Transactional E-mails Are Essential for Ecommerce Bussinesses

Published
7/24/2019
Author
Expandeco
Reading in
5 minute

What are transactional e-mails? First and foremost, an opportunity. They are opened by twice as many recipients as other commercial e-mails. Their CTR is three times higher. If your aim is to present your company in a certain way, build relationships with customers and personalize your communication process, transactional e-mails are the way to do it.

Looking at the definition of a transactional e-mail, it's an automatized e-mail triggered by user's online activities. Welcome e-mails, confirmations, notifications, reminders, order status definitions, password renewals and online receipts are all transactional. In general, they are all helpful information that the customer needs to know.

The value of this form of communication begins with simplifying the customer experience. If you provide them with a logical documentation, you contribute to their satisfaction. Customers are not forced to be impatient, suspicious or eager to contact you. That's loading a burden off the support team's back, as they deal with the same repeating concerns in 65-70% cases. By avoiding these concerns, you spare some expenses and gain capacity to solve more complex issues. Beside providing a practical guide through e-mails you have the chance to stand out, if you do the job uniquely. 

Be easy to understand

While delivering information, focus on doing it in a simple, direct, non-confusing manner. To achieve effective communication, make sure it's the right amount. Limit the details and include only what's inevitable. Build your system on revealing a few key steps of a chosen process (i.e. order shipment) that have an actual impact on the customer journey. Don't overdo it by informing them about everything you're doing.

Followingly, make sure the information is well stylized, gramatically correct and fact-based. The content of an e-mail has to be consistent and relevant, only addressing one topic or topics of similar character.

Think of the structure. Even in the environment of  transactional e-mails, you have to introduce your reason to contact a person, deliver the information and provide them with a chance to get to know more.

Have a personality

A friendly communication style has become quite the trend.
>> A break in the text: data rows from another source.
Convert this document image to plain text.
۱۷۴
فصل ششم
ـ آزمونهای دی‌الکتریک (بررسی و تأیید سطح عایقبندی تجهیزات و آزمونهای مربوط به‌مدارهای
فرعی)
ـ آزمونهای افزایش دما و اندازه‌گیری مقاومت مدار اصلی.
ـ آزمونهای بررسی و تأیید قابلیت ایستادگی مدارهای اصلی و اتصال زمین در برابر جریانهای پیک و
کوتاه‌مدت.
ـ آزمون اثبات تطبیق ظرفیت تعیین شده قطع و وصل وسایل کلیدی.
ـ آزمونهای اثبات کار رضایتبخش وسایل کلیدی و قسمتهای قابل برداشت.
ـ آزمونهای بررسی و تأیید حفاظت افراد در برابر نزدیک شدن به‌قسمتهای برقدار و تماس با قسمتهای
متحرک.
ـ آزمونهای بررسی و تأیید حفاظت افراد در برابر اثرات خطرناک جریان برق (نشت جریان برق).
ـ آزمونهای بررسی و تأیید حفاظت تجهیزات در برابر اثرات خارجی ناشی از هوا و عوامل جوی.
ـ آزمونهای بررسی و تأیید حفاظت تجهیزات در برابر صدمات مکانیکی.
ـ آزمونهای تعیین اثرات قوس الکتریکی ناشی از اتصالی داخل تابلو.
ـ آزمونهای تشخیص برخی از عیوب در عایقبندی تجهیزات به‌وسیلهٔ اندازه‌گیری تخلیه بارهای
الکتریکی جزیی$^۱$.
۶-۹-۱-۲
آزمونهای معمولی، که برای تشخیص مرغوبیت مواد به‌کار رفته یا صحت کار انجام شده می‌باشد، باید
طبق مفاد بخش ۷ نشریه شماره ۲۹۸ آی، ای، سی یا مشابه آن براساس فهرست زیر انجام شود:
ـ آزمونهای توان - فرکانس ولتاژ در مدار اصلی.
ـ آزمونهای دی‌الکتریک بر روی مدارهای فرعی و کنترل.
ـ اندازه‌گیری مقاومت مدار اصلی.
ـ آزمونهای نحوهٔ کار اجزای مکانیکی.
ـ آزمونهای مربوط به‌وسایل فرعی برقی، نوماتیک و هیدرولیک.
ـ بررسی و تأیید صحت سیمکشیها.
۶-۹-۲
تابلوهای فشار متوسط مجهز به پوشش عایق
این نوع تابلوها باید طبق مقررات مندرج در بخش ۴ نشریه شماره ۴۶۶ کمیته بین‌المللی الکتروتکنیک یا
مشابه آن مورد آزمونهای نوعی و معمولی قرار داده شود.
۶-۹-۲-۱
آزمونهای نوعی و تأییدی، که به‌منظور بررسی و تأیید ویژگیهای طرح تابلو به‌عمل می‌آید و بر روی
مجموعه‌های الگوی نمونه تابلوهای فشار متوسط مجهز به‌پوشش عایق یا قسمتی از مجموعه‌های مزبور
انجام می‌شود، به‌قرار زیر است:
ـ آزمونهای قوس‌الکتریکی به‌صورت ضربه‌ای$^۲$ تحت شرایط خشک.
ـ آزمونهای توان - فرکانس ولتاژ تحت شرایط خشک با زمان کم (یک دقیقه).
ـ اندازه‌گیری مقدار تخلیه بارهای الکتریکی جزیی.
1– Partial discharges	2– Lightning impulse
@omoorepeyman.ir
Even though you are reaching out through an automatized system, you don't have to give the impression of a robot.

If it represents who you are as a company, choose your tone to be unconventional. Add a little bit of edge. Ask yourslef who would your brand be as a person. Transform your style into something characteristic and remarkable. Carry that consistency through all of your channels of communication and create a pattern. Be a company to remember, provide an experience that is fun, special and your own.

Address the customer as a person, not a technological software template. Sign with a name at the end of the e-mail. Keep the e-mail address informal (johnny@abc.com). That way, the customer can imagine a team of real people behind the product.

While creating a transactional e-mail, a great deal of personal information is in your hands. Use it to portray the recipient as a person rather than a target for sales purposes. Personalize it. Start just as simple as addressing them by their first name.

Be joyful

Customers are what gives your business a meaning. Let them know and make them feel special. Express gratitude for choosing you. It creates a positive association with your brand and therefore enhances the relationship. Support this with offering a promotional code, discounts or other forms of rewarding. Again, consistency. If you're enthusiastic in your e-mails, continue to be enthusiastic through your social media etc.

Be a time-saver

To get your point across, and to navigate the customer to wherever they may need, use all the means necessary to make it fast. Visually, organizationally, structurally. The attention span is getting shorter and shorter, so if there's a call to action, highlight it and make it stand out. Be simple and straightforward. Limit it to one, the most important and use words wisely. The right word usage can increase your conversion rate by 14.79%. A reminder: consider the e-mail headline. Whatever CTA you implement, stick to the point.

Remember that a significant number of users open your e-mails through their phone. Make them smartphone adjustable and think of different levels of internet connection quality. Don't include a heavyload of pictures and graphic design elements that might be difficult for their software. If you want a customer to find a way to contact you or a use a link to a website, the transition between platforms  has to be seamless.

Avoid spam folders

To keep yourself from ending up in the spam folder, restrain from using trigger words, use a credible e-mail service provider and make sure the e-mail is sent from a trustworthy address. Also, give customers a chance to make an opt-out request and honor it. Send a text version along with HTML.


Marketing

To use the transactional e-mail open rate wisely, don't take advantage of it too much. Being pushy and overwhelming might have the opposite effect of what you're trying to achieve.  Instead, show customers what they're looking for. Recommmendations of products similar to what they bought, special offers that save their money, discount codes for their next purchase. The golden rule is 70% informational content, 20% promotional. In other case you're at risk of exploiting the opportunity you were given.